De a poco La Paz, El Alto y el resto de las ciudades sitiadas, retoman su ritmo. Quedan las cicatrices en las calles, en las vidrieras rotas y en el alma de la gente.   

Es el amanecer de un día sin bloqueos. Barrer, limpiar y levantar las piedras del camino, es una resignada tarea que emprenden comerciantes, policía, transportistas y vendedores. 

La primera mañana sin bloqueos, salí a caminar por las calles libres de la furia vandálica. Un cartel en la acera, me sale al paso para anunciar con infantil ortografía “Hoy se sirve Bisté, con arroz” más allá otro cartel entre súplica y exclamación anuncia: “Ay sopa de pollo”.

Veo a personas agrupadas frente a puestos de venta improvisados que ofrecen verduras y huevos.                                                                                       

Veo gente que carga bolsas de mercado con una mueca de satisfacción y veo a la ciudad reflejada en el cristal roto de una ventana.

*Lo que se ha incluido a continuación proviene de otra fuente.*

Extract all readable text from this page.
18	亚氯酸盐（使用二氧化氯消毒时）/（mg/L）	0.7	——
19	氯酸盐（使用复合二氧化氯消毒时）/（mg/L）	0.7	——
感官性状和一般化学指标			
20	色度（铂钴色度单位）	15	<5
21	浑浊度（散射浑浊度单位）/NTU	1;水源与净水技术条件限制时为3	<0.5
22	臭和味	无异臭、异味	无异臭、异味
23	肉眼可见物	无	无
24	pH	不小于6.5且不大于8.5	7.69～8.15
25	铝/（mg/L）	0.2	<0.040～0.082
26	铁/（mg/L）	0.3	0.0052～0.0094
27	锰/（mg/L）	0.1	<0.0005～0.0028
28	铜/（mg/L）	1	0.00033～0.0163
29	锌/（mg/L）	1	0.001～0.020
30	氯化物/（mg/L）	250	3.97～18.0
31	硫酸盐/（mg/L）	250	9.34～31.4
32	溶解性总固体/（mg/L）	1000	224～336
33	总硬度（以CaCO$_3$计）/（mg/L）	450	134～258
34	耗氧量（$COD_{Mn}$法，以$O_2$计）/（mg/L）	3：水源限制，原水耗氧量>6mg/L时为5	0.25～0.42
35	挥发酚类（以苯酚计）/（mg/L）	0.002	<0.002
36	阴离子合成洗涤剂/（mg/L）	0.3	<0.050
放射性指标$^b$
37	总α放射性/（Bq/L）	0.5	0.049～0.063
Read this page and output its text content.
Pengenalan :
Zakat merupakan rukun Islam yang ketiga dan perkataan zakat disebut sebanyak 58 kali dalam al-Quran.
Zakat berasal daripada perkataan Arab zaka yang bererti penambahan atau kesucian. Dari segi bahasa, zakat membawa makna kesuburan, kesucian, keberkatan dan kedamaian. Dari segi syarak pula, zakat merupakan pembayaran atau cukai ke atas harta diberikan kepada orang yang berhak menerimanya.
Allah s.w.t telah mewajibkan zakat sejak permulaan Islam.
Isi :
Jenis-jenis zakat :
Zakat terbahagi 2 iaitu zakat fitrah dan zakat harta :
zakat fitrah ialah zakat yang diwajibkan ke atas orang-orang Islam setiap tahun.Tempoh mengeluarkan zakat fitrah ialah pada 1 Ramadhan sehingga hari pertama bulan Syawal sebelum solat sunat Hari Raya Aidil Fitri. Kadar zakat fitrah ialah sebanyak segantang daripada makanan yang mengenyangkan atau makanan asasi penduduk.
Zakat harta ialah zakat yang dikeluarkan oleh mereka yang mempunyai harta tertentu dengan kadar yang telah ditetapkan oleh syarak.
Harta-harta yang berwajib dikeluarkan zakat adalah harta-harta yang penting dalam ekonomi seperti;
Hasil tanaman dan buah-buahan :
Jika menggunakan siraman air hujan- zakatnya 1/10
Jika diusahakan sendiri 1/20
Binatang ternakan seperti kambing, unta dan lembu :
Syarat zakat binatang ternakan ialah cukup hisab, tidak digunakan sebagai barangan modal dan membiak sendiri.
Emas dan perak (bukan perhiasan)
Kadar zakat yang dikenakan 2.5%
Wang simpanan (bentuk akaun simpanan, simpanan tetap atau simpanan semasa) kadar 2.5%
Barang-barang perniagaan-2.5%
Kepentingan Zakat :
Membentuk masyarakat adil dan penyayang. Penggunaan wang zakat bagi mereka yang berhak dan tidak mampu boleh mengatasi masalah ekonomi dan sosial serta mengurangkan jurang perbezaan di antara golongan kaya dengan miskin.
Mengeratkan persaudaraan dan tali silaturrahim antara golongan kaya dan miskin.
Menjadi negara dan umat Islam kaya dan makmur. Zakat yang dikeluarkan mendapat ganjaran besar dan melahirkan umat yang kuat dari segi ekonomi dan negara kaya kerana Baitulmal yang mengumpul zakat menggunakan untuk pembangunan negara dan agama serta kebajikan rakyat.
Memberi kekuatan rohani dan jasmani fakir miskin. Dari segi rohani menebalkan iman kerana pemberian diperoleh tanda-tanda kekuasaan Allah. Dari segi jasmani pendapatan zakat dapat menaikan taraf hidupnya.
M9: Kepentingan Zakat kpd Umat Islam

Pero lo que vemos todos, no es nada bueno: 3.000 millones de dólares en pérdidas por los bloqueos, daños millonarios  a la red de infraestructura de la Red Vial Fundamental, millones de pérdidas para los exportadores, parálisis en el ingreso de divisas, quiebras en varios sectores dedicados a la agricultura y la ganadería, desempleo inflación y vemos que hará falta mucho tiempo y esfuerzo por delante, para reconstruir el país.  

En el horizonte paceño el conflicto siempre está al acecho. A nosotros nos queda esperar que esta tregua, decretada por el Gobierno, sea defendida con firmeza y que castigue con determinación a quienes tuvieron a La Paz como rehén.